Crisis was a politically aware comic for adults published by Fleetway, first as a fortnightly, later as a monthly. Its first editor was Steve MacManus. It was launched in September 1988, featuring two 14-page strips: "Third World War" by Pat Mills and Carlos Ezquerra, a polemical series examining how the west exploits the developing world by extrapolating trends into the near future, as observed by a group of conscripted "peace volunteer" soldiers; and "New Statesmen", a futuristic political superhero strip by John Smith and Jim Baikie. The comic was printed in the same proportions as American comics, so that each strip could be re-formatted into an American-style monthly series, but these did not last.
"Third World War" later moved on from developing world topics to minority issues within the UK and introduced two new artists, Sean Phillips and Duncan Fegredo, while Mills took on co-writers including Alan Mitchell and Malachy Coney. When "New Statesmen" finished it was replaced by two contemporary stories: "Troubled Souls" by Garth Ennis and John McCrea, set amid the "troubles" of Northern Ireland, and "Sticky Fingers", a flatshare comedy by Myra Hancock and David Hine. "Troubled Souls" was Ennis's comics debut, and led to a sequel, "For a Few Troubles More", and a religious satire, "True Faith", the latter illustrated by Warren Pleece.
"True Faith" and another proposed strip, "Skin" by Peter Milligan and Brendan McCarthy, about skinheads and thalidomide, ran into problems with censorship. Robert Maxwell, Fleetway's then owner, withdrew the collected edition of "True Faith" from sale after receiving objections from religious groups; "Skin" was dropped after the printers refused to handle it, probably over its harsh language. It was later published as a graphic novel by Tundra Publishing, and failed to generate any noticeable outrage. Another casualty of censorship was John Smith and Sean Phillips's "Straitgate". Its main character was intended to be a self-obsessed young loner who suffers from delusions and ends up going on a killing spree, but it was toned down until he became little more than a self-obsessed young loner.

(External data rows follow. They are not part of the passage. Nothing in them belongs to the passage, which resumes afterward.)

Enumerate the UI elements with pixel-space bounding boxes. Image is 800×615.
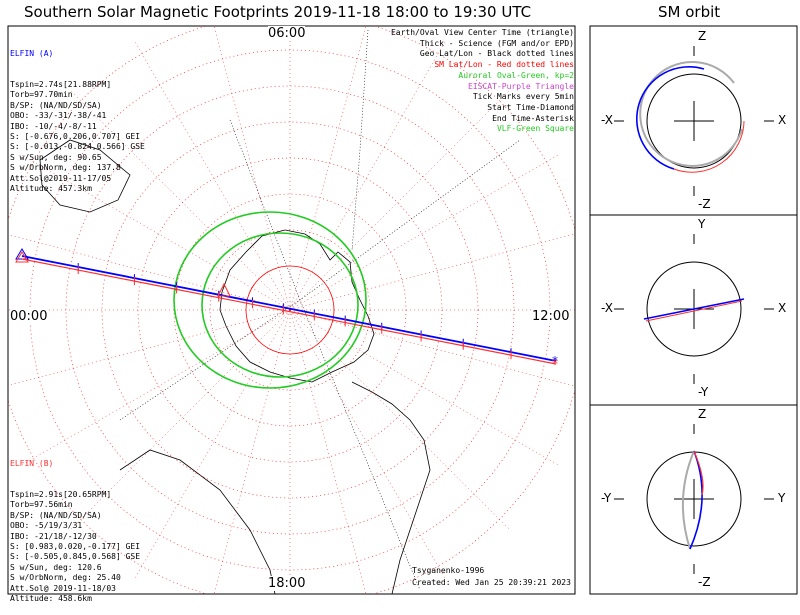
elfin-a-line: Altitude: 457.3km xyxy=(10,184,92,194)
legend-entry: Auroral Oval-Green, kp=2 xyxy=(458,70,574,80)
sm-axis-label: -Z xyxy=(698,575,711,589)
sm-longitude-line xyxy=(134,309,291,579)
earth-circle xyxy=(646,73,742,169)
elfin-a-line: OBO: -33/-31/-38/-41 xyxy=(10,111,107,121)
australia-outline xyxy=(39,139,131,213)
africa-outline xyxy=(119,449,276,594)
elfin-b-line: OBO: -5/19/3/31 xyxy=(10,521,83,531)
auroral-oval-outer xyxy=(173,211,367,389)
clock-label-right: 12:00 xyxy=(532,309,570,324)
sm-axis-label: Z xyxy=(698,407,707,421)
legend-entry: Start Time-Diamond xyxy=(487,102,574,112)
elfin-b-line: Tspin=2.91s[20.65RPM] xyxy=(10,490,112,500)
geo-meridian xyxy=(119,139,521,421)
sm-panel-frame xyxy=(589,25,798,595)
elfin-a-line: S: [-0.676,0.206,0.707] GEI xyxy=(10,132,141,142)
end-asterisk: * xyxy=(552,357,558,371)
elfin-b-line: B/SP: (NA/ND/SD/SA) xyxy=(10,510,102,520)
clock-label-top: 06:00 xyxy=(268,26,306,41)
legend-entry: Thick - Science (FGM and/or EPD) xyxy=(419,38,574,48)
clock-label-left: 00:00 xyxy=(10,309,48,324)
view-center-triangle xyxy=(15,251,29,263)
orbit-trace-b xyxy=(673,120,745,173)
antarctica-outline xyxy=(219,229,375,383)
elfin-a-line: S w/OrbNorm, deg: 137.8 xyxy=(10,163,121,173)
sm-axis-label: -X xyxy=(601,113,613,127)
polar-map xyxy=(39,29,521,594)
sm-axis-label: X xyxy=(778,113,787,127)
view-center-triangle xyxy=(217,282,231,297)
elfin-a-line: S w/Sun, deg: 90.65 xyxy=(10,152,102,162)
legend: Earth/Oval View Center Time (triangle) Th… xyxy=(391,28,574,135)
elfin-b-line: S w/OrbNorm, deg: 25.40 xyxy=(10,573,121,583)
orbit-trace xyxy=(639,60,743,167)
elfin-b-line: Altitude: 458.6km xyxy=(10,594,92,604)
sm-orbit-title: SM orbit xyxy=(658,3,721,21)
elfin-a-line: Att.Sol@2019-11-17/05 xyxy=(10,173,112,183)
elfin-a-line: Torb=97.70min xyxy=(10,90,73,100)
created-label: Created: Wed Jan 25 20:39:21 2023 xyxy=(412,578,571,587)
orbit-trace-b xyxy=(693,450,704,496)
elfin-a-line: IBO: -10/-4/-8/-11 xyxy=(10,121,97,131)
orbit-trace-a xyxy=(643,298,745,320)
elfin-b-name: ELFIN (B) xyxy=(10,458,54,468)
orbit-trace-a xyxy=(636,66,705,170)
elfin-b-line: S: [0.983,0.020,-0.177] GEI xyxy=(10,542,141,552)
sm-axis-label: -X xyxy=(601,301,613,315)
sm-longitude-line xyxy=(213,26,291,311)
sm-longitude-line xyxy=(289,154,559,311)
legend-entry: Earth/Oval View Center Time (triangle) xyxy=(390,28,574,37)
earth-circle xyxy=(646,261,742,357)
elfin-a-line: B/SP: (NA/ND/SD/SA) xyxy=(10,100,102,110)
sm-longitude-line xyxy=(289,309,367,594)
sm-longitude-line xyxy=(289,309,510,530)
sm-axis-label: X xyxy=(778,301,787,315)
elfin-b-info: ELFIN (B) Tspin=2.91s[20.65RPM] Torb=97.5… xyxy=(10,438,140,615)
legend-entry: VLF-Green Square xyxy=(496,124,574,134)
geo-meridian xyxy=(229,119,421,591)
elfin-b-line: IBO: -21/18/-12/30 xyxy=(10,531,97,541)
sm-axis-label: -Y xyxy=(601,491,612,505)
page-title: Southern Solar Magnetic Footprints 2019-… xyxy=(24,3,532,21)
south-america-outline xyxy=(351,381,431,594)
sm-axis-label: -Y xyxy=(698,385,709,399)
end-asterisk: * xyxy=(552,354,558,368)
footprint-track xyxy=(21,255,557,362)
elfin-b-line: S w/Sun, deg: 120.6 xyxy=(10,562,102,572)
elfin-b-line: Torb=97.56min xyxy=(10,500,73,510)
legend-entry: EISCAT-Purple Triangle xyxy=(468,81,574,91)
model-label: Tsyganenko-1996 xyxy=(412,566,485,575)
legend-entry: Tick Marks every 5min xyxy=(472,92,574,102)
elfin-b-line: Att.Sol@ 2019-11-18/03 xyxy=(10,583,116,593)
elfin-a-name: ELFIN (A) xyxy=(10,48,54,58)
sm-longitude-line xyxy=(8,234,291,311)
sm-axis-label: Z xyxy=(698,29,707,43)
sm-axis-label: Y xyxy=(698,217,706,231)
footprint-track xyxy=(21,258,557,365)
sm-axis-label: -Z xyxy=(698,197,711,211)
elfin-a-info: ELFIN (A) Tspin=2.74s[21.88RPM] Torb=97.7… xyxy=(10,28,145,205)
sm-axis-label: Y xyxy=(778,491,786,505)
legend-entry: End Time-Asterisk xyxy=(492,113,574,123)
auroral-oval-inner xyxy=(201,232,359,378)
clock-label-bottom: 18:00 xyxy=(268,576,306,591)
elfin-b-line: S: [-0.505,0.845,0.568] GSE xyxy=(10,552,141,562)
legend-entry: Geo Lat/Lon - Black dotted lines xyxy=(419,49,574,59)
legend-entry: SM Lat/Lon - Red dotted lines xyxy=(434,60,574,70)
geo-meridian xyxy=(351,29,369,251)
orbit-trace-b xyxy=(645,300,743,322)
elfin-a-line: S: [-0.013,-0.824,0.566] GSE xyxy=(10,142,145,152)
sm-longitude-line xyxy=(289,233,575,311)
orbit-trace xyxy=(681,450,695,550)
orbit-trace-a xyxy=(689,450,703,550)
elfin-a-line: Tspin=2.74s[21.88RPM] xyxy=(10,80,112,90)
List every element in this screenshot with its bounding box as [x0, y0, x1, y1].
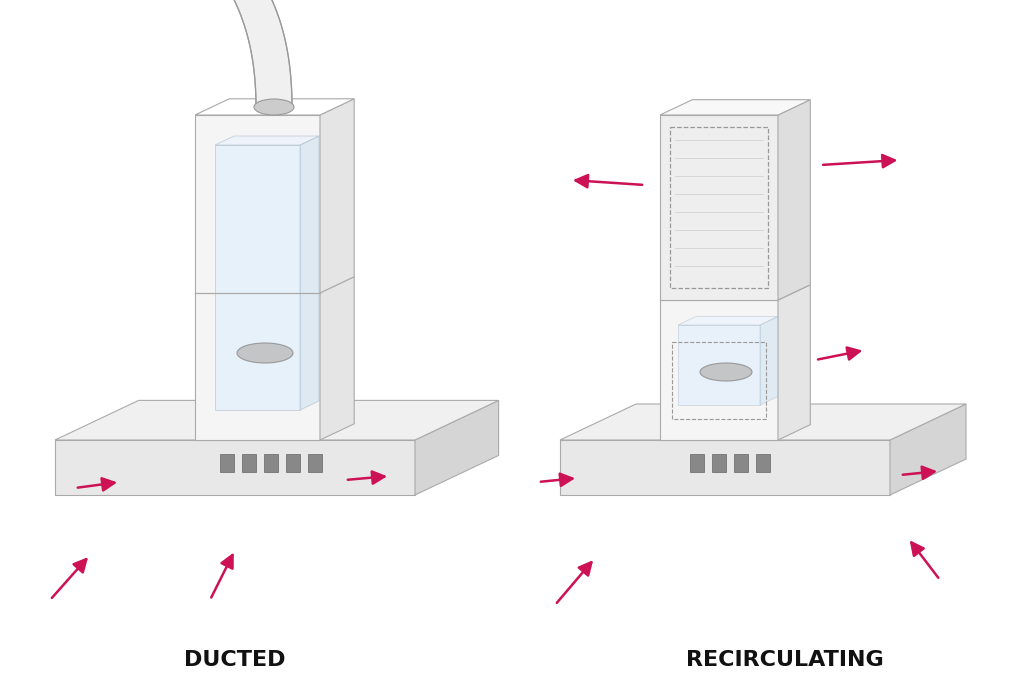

Grant Morrison and Steve Yeowell contributed "The New Adventures of Hitler" (originally published in Cut, a Scottish arts and culture magazine), a speculative story about how the young Adolf Hitler's stay in England might have affected his later actions. Morrison also wrote Bible John: A Forensic Meditation, illustrated by Daniel Vallely, about a series of murders in Glasgow, and "Dare", his revisionist take on Dan Dare with artist Rian Hughes, concluded in Crisis after its original home, Revolver, folded. Morrison's frequent collaborator Mark Millar contributed a grim prison story, "Insiders", drawn by Paul Grist.
Later issues of Crisis included a number of translated European strips, including Milo Manara and Federico Fellini's Trip to Tuluum and a number of short strips by Miguelanxo Prado. After issue 49 Crisis was published monthly, for 14 further issues, finally ending in October 1991. "Third World War" generated a spin-off series, "Finn", in 2000 AD.
Other creators whose work appeared in Crisis include Simon Bisley, Glenn Fabry, John Hicklenton, Philip Bond, Si Spencer, Steve Sampson, Chris Standley, Peter Doherty, Igor Goldkind, Tony Allen, James Robinson, Tony Salmons, Oscar Zarate, Paul Neary, Steve Parkhouse and Bernie Jaye.